- Born: 1947 (age 78–79)
- Awards: Stein Rokkan Prize for Comparative Social Science Research

Academic work
- Discipline: Political scientist
- Main interests: European Union politics

= Jens Alber =

German sociologist and political scientist (born 1947)

Jens Alber (born 1947) is a German sociologist and political scientist. He was awarded the 1983 Stein Rokkan Prize for Comparative Social Science Research.

==Career==
In 1972, Jens Alber graduated from University of Konstanz in sociology, political science and psychology.
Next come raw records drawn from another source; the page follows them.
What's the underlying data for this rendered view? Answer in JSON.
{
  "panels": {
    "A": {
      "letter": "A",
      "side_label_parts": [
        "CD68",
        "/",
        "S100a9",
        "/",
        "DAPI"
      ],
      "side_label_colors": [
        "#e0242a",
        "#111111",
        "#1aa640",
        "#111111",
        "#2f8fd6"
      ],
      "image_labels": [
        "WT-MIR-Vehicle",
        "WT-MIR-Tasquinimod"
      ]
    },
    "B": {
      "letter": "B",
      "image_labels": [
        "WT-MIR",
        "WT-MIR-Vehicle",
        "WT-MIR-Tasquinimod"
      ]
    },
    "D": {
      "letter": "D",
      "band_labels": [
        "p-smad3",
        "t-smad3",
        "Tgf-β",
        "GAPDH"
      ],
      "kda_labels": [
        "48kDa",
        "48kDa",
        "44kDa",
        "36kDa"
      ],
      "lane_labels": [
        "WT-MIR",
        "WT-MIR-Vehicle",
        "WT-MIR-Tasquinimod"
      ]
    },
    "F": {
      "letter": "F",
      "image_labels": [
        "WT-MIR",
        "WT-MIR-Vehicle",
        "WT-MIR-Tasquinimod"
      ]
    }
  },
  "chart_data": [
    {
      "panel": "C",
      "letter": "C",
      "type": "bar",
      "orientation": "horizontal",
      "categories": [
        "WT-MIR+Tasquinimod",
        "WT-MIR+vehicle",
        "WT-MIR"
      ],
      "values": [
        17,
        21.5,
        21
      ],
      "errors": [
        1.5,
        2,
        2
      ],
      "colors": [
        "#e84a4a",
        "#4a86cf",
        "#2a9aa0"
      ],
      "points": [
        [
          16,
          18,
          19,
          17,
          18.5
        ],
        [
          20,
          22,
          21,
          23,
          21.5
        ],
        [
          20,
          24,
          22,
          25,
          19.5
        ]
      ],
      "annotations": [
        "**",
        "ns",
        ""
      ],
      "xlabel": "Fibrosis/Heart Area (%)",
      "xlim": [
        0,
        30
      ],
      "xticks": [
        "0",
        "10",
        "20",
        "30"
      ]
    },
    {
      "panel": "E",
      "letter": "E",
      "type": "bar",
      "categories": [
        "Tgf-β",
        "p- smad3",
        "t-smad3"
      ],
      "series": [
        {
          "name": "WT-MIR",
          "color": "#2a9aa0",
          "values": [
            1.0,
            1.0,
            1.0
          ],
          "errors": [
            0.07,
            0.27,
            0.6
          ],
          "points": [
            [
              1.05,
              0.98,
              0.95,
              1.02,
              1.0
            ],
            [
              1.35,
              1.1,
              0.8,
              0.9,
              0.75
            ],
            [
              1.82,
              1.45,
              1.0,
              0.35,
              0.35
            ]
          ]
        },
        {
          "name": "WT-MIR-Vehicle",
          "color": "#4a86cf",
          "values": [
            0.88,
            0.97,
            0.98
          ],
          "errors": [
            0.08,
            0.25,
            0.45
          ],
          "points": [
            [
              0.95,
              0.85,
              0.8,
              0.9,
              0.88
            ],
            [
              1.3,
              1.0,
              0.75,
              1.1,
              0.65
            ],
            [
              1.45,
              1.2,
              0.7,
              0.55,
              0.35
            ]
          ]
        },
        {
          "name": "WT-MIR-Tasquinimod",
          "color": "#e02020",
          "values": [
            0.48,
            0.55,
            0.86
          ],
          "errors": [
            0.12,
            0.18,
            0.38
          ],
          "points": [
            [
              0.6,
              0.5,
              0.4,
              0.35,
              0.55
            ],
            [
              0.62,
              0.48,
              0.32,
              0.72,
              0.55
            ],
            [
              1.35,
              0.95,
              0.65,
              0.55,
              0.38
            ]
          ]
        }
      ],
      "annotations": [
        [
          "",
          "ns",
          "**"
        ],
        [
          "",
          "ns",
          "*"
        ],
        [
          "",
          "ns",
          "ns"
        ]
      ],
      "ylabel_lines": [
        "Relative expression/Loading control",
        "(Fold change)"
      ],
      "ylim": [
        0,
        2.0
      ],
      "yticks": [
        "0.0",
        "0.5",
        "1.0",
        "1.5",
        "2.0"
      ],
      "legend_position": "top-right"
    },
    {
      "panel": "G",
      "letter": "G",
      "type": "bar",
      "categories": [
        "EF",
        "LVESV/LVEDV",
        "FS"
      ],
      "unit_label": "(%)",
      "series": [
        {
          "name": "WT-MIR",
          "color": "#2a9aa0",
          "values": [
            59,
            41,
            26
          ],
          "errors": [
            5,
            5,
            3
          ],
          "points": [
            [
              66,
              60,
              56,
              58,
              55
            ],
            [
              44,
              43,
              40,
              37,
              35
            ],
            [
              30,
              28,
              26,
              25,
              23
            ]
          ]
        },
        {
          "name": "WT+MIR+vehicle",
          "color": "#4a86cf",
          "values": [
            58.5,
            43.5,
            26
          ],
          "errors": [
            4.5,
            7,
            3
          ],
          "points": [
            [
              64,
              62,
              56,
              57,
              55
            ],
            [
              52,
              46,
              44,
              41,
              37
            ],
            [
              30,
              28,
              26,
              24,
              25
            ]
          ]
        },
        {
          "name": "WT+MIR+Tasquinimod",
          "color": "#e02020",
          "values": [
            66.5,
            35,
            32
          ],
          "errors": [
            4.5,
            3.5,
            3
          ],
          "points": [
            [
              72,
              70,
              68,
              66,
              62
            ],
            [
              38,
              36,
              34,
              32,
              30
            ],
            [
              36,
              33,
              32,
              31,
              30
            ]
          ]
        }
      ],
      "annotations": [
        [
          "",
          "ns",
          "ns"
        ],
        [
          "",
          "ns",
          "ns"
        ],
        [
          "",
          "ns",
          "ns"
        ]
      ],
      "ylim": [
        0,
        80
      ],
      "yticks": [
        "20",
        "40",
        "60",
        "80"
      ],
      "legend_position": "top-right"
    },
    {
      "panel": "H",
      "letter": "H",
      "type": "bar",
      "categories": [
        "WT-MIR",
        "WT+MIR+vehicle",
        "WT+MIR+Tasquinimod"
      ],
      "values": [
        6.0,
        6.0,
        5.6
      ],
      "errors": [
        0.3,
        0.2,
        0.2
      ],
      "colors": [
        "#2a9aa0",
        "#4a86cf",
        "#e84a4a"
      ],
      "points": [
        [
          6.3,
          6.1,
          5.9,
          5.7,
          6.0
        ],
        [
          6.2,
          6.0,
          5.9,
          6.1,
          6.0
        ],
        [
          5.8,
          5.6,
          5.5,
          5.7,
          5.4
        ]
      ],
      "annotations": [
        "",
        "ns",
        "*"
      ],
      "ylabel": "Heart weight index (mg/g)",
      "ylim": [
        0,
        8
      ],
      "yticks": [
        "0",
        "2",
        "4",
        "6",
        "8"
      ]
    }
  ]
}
From 1972 to 1973 he was a certified research assistant at the department of sociology at University of Mannheim.

Between 1973 and 1977 he served as assistant at the Research Institute of Sociology at University of Cologne, and from 1977 to 1980 served as assistant at the Research Institute for Sociology of the University of Cologne.

From 1980 to 1983, he worked as research fellow at the European University Institute in Florence in the project "The Development of the Western European Welfare States Since the Second World War".

From 1986 to 1991, Jens Alber worked as a research assistant at the Max Planck Institute for the Study of Societies in Cologne. In 1991 he took over the chair of social policy at the faculty of administrative sciences of the University of Konstanz, which he held until 2001.

From 2002 to 2011 Jens Alber was director of the department "Inequality and Social Integration" at the Social Science Research Center Berlin and professor of sociology at the Free University of Berlin.